KFB in the Mississippi Delta - Kentucky Farm Bureau

KFB in the Mississippi Delta

Posted on May 9, 2023

Leadership pays a visit to Southern Farm Bureau Life Insurance and get a glimpse of agriculture in the Magnolia State.

Kentucky Farm Bureau leaders got a firsthand look at part of the Mississippi Delta region during a recent trip to that state. The group was there to visit farms and convene at the Southern Farm Bureau Life Insurance (SFBLI) building. There, they heard from SFBLI leadership and held a quarterly board meeting.

KFB President Mark Haney said such a trip provides valuable insight for KFB board members in getting a broader view of the organization’s partner life insurance company.

“The trip provided a wonderful opportunity to visit the folks in the SFBLI home office and learn more about the company,” he said. “SFBLI has been a part of our organization for many years, and it’s a strong company that provides life services and other benefits that protect the assets of our members. Even though we were in Mississippi, we were there to serve Kentucky.”

KFB Mutual Insurance Company CEO and Executive Vice President John Sparrow said SFBLI is an integral part of what KFB provides for its members.

“The people at SFBLI genuinely care about serving alongside us in Kentucky, and they’re going to continue to build a very strong company,” he said. “We get to perpetuate the success that came before us and prepare it for the folks who are coming after us, and I think that is my takeaway from this trip. Farm Bureau is alive and well and it's ever-growing.
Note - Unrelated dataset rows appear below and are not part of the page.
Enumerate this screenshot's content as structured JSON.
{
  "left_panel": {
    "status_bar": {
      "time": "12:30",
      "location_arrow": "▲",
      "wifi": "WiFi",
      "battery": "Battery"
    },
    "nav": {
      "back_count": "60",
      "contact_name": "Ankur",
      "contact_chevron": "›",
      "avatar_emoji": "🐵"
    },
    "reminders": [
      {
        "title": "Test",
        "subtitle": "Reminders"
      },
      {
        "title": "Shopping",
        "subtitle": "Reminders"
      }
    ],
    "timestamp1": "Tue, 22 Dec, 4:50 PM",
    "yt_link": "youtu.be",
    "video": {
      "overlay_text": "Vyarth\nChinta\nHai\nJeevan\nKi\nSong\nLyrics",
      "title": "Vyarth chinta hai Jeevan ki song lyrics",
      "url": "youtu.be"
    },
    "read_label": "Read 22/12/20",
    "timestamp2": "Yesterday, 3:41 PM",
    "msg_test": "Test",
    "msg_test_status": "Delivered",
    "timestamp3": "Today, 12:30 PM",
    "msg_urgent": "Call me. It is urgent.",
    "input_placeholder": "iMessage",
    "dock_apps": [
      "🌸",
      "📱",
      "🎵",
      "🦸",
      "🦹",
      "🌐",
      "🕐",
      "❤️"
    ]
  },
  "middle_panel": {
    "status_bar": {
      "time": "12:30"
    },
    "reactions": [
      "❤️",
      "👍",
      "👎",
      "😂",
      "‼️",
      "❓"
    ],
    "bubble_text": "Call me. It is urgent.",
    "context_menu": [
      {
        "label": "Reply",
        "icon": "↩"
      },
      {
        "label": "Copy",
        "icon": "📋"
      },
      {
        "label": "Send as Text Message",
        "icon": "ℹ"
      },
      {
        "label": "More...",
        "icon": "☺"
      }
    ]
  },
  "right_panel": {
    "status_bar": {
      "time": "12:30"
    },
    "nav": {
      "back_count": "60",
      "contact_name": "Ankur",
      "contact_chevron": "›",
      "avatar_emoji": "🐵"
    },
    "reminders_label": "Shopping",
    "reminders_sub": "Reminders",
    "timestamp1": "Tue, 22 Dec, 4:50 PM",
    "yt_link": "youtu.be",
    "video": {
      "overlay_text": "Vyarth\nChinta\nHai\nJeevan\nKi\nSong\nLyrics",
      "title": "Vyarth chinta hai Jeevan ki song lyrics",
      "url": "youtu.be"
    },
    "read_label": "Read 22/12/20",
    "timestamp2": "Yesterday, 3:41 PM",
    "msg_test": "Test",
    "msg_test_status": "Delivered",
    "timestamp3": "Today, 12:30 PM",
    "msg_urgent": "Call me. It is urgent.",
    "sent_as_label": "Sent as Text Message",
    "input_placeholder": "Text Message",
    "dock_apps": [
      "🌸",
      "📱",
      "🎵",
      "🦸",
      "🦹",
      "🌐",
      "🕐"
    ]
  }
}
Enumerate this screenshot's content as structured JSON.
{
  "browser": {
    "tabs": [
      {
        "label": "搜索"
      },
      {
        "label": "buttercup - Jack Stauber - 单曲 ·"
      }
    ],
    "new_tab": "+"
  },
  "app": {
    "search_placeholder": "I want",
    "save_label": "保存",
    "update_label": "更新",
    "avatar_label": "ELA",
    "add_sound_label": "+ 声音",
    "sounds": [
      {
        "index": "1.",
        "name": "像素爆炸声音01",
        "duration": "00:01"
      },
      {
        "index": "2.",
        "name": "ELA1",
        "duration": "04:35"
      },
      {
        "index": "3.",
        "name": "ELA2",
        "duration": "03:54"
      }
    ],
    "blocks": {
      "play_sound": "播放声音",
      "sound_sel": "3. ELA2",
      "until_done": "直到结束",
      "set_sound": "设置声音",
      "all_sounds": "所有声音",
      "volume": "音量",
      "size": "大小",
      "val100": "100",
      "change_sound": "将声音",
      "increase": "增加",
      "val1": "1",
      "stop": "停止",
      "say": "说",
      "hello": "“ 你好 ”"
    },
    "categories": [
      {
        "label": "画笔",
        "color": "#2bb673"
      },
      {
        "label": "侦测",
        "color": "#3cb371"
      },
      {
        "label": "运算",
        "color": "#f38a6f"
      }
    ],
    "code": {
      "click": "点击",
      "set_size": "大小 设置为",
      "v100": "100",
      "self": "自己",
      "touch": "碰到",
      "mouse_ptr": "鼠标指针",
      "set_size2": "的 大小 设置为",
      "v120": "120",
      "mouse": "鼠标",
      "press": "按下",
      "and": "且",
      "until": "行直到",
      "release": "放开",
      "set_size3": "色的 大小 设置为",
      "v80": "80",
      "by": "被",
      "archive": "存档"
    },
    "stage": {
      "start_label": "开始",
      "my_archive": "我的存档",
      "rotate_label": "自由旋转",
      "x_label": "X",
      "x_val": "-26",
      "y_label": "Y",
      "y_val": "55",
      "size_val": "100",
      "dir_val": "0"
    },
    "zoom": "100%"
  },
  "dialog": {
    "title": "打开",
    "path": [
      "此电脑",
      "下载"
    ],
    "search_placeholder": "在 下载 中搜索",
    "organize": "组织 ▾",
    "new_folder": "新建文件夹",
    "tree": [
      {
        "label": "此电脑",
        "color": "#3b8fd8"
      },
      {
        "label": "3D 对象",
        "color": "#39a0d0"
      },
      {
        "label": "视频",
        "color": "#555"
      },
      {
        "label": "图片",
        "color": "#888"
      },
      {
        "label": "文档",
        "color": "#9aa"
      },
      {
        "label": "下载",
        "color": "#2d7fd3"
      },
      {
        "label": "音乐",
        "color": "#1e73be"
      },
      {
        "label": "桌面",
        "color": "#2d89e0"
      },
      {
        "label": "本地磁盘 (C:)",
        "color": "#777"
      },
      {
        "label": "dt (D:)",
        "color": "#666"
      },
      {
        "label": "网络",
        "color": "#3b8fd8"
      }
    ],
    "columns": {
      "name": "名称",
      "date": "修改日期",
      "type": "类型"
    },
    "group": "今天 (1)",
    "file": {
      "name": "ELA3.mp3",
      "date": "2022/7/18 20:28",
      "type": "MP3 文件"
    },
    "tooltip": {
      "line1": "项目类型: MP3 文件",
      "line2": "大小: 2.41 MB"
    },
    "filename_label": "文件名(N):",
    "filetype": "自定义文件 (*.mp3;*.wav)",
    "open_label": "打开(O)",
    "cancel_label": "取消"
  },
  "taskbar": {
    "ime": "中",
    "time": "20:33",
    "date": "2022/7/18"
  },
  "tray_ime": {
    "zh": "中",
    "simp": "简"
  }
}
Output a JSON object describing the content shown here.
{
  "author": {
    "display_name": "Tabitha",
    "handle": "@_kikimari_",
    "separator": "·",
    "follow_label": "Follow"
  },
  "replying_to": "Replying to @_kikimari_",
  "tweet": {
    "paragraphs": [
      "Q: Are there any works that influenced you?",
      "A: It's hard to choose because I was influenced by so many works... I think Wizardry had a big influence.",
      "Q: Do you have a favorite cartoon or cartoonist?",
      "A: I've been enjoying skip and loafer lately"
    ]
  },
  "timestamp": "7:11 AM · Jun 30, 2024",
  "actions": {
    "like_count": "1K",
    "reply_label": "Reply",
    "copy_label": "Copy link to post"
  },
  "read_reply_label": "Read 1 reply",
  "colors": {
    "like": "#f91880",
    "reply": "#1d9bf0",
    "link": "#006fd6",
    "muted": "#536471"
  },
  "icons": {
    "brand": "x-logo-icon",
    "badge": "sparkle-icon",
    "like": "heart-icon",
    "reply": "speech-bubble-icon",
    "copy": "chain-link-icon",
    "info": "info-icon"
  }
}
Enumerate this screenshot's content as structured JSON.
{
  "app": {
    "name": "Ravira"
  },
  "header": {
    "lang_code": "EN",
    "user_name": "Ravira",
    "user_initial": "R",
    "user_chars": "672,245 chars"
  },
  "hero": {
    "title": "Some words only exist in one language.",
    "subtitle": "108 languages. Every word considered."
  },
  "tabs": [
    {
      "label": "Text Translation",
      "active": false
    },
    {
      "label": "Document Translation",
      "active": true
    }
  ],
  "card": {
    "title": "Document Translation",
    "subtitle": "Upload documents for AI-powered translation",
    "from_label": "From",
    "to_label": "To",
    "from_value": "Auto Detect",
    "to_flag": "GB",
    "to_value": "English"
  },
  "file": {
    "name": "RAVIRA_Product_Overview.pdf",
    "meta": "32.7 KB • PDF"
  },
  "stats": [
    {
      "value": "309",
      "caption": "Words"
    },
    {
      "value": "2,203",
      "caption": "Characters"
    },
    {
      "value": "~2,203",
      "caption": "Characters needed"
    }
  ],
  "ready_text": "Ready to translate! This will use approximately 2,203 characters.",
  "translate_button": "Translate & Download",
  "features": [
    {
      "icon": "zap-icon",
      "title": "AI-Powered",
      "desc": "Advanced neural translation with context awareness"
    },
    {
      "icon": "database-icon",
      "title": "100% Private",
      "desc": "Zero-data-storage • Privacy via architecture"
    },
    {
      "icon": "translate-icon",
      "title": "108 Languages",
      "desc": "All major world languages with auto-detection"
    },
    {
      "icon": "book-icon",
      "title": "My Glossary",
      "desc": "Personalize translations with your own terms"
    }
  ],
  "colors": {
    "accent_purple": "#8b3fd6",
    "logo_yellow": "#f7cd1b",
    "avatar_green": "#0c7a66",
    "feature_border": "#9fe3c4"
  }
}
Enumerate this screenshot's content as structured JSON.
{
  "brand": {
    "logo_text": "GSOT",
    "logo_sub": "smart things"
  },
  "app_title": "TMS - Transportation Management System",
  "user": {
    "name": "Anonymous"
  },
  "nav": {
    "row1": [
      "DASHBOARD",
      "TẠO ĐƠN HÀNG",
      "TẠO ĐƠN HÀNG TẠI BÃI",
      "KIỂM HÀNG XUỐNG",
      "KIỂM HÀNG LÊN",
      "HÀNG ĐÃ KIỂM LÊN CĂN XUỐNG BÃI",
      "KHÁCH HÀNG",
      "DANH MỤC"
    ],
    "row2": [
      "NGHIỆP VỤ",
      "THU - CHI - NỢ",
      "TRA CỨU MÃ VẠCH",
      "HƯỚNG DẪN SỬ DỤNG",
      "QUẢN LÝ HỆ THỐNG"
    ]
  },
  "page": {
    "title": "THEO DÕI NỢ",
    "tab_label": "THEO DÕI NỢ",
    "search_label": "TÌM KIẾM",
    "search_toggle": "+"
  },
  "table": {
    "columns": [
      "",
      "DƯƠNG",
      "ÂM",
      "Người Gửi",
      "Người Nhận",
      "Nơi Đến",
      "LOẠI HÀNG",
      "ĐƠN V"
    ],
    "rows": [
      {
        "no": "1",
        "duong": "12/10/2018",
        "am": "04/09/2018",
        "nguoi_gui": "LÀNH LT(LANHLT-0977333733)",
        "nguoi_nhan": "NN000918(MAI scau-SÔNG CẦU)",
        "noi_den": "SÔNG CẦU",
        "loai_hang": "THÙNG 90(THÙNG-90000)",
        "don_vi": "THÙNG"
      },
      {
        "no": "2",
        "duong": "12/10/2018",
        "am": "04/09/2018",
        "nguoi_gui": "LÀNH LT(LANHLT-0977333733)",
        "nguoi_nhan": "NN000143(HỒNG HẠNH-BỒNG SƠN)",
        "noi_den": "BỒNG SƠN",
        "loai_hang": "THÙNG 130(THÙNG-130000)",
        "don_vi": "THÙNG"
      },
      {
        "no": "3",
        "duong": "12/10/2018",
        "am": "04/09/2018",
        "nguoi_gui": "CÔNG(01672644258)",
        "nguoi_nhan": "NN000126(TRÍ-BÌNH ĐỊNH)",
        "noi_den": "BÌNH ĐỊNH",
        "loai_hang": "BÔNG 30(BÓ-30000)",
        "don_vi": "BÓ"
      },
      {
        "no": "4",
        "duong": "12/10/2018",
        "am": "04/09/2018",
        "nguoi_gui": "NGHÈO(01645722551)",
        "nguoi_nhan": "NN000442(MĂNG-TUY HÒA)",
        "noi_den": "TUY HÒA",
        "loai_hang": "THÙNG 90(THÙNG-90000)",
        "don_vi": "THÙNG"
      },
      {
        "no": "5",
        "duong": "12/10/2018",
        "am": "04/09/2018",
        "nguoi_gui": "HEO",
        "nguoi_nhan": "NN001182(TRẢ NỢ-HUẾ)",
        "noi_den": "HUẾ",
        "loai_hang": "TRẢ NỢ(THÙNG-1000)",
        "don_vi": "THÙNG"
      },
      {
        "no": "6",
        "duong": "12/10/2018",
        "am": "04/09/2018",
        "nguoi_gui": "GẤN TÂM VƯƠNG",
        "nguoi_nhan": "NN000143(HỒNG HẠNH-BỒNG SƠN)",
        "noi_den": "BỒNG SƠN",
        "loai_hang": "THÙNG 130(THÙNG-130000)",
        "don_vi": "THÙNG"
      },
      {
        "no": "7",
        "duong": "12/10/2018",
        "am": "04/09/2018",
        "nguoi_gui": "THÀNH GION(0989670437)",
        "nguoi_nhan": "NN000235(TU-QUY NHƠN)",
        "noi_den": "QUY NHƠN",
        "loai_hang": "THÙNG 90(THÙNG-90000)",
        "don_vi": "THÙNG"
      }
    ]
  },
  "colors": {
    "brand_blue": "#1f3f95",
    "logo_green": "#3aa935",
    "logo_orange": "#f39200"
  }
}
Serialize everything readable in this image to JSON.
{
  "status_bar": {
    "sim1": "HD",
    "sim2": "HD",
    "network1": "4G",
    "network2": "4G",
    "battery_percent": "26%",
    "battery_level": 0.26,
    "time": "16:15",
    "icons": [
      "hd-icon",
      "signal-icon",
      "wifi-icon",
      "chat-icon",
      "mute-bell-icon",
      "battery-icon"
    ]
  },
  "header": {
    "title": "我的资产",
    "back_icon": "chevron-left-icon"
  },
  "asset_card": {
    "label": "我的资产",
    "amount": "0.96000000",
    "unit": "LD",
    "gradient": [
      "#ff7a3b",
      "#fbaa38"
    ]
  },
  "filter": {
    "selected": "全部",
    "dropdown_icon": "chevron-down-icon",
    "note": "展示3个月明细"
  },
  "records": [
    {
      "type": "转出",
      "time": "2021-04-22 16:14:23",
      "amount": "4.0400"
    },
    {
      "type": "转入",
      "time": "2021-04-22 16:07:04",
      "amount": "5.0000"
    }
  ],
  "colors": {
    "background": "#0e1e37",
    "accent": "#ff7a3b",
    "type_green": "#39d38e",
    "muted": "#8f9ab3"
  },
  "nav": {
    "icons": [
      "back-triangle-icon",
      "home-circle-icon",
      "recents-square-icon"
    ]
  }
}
We will continue to be a market leader in Kentucky through our service because no one can replicate what we have at Kentucky Farm Bureau.

SFBLI CEO David Hurt said the strength of the organization comes from within, something that makes the Farm Bureau family so special. 

“I love the Farm Bureau family aspect, and we utilize that at every level,” he said. “It starts from volunteer leaders, the agents, the state board, the executive boards, and all the different (sectors) that make up this wonderful organization. It's amazing to be a part of it.”

Hurt also noted how valuable it is to have KFB and other state organizations visit to hear from SFBLI leaders and get to know the people who make up the life insurance company.

“When we align our principles together, great things can only come from that and I think it all starts with relationships,” he said. “We have a great relationship with Kentucky Farm Bureau. They're one of the best in the industry, and it's a blessing for us to be able to partner alongside them, to strengthen those relationships. I'm excited about what the future holds.”

From an agricultural standpoint, Haney said the trip also provided an opportunity to learn more about the Mississippi Farm Bureau Federation and to meet with their state president, Mike McCormick.

“I serve with Mike not only on the SFBLI Board in Mississippi but on the American Farm Bureau Board of Directors, as well,” he said. “And when we can bring our members to another state to see what they do in agriculture, it is extremely important. The same is true when they come to our state.”

McCormick said when Farm Bureau organizations come together to learn from each other it makes the whole organization stronger.

“When we have a policy that we develop in our state and know that we've got friends in Kentucky who are having the same issues, developing the same policy, then when we get on a national basis with American Farm Bureau Federation, we're all on the same playbook, all standing together to help our farmers all across the U.S. but especially here in the south where we have a lot of similarities,” he said.

During a year when a farm bill is being discussed in Washington, coming together on issues within Farm Bureau states is vital in getting a successful bill passed, emphasized Haney.

“Even though we may have different facets of agriculture, we face the same problems whether it’s a labor shortage, or supply chain issues, inflation, and competition from other markets that may be unfair,” he said. Then, we have to deal with regulations that are sometimes unfair. And the more that we can share our problems, and the more that we can understand the issues that those state Farm Bureaus are facing, we can better explain to our members of Congress, who have the power of the pen that can help us.”

McCormick said there will be many of the same questions coming up about the farm bill from both states.

“I think the questions that are going to come up in farm bill negotiations will be the same with our state as they are in Kentucky,” he said. “And in getting that same perspective when we go to Washington, we can come with one ask because the most important thing we can do in a farm bill year is to not come divided; that we come and speak with one voice, so all of our farmers get what they need to be successful.”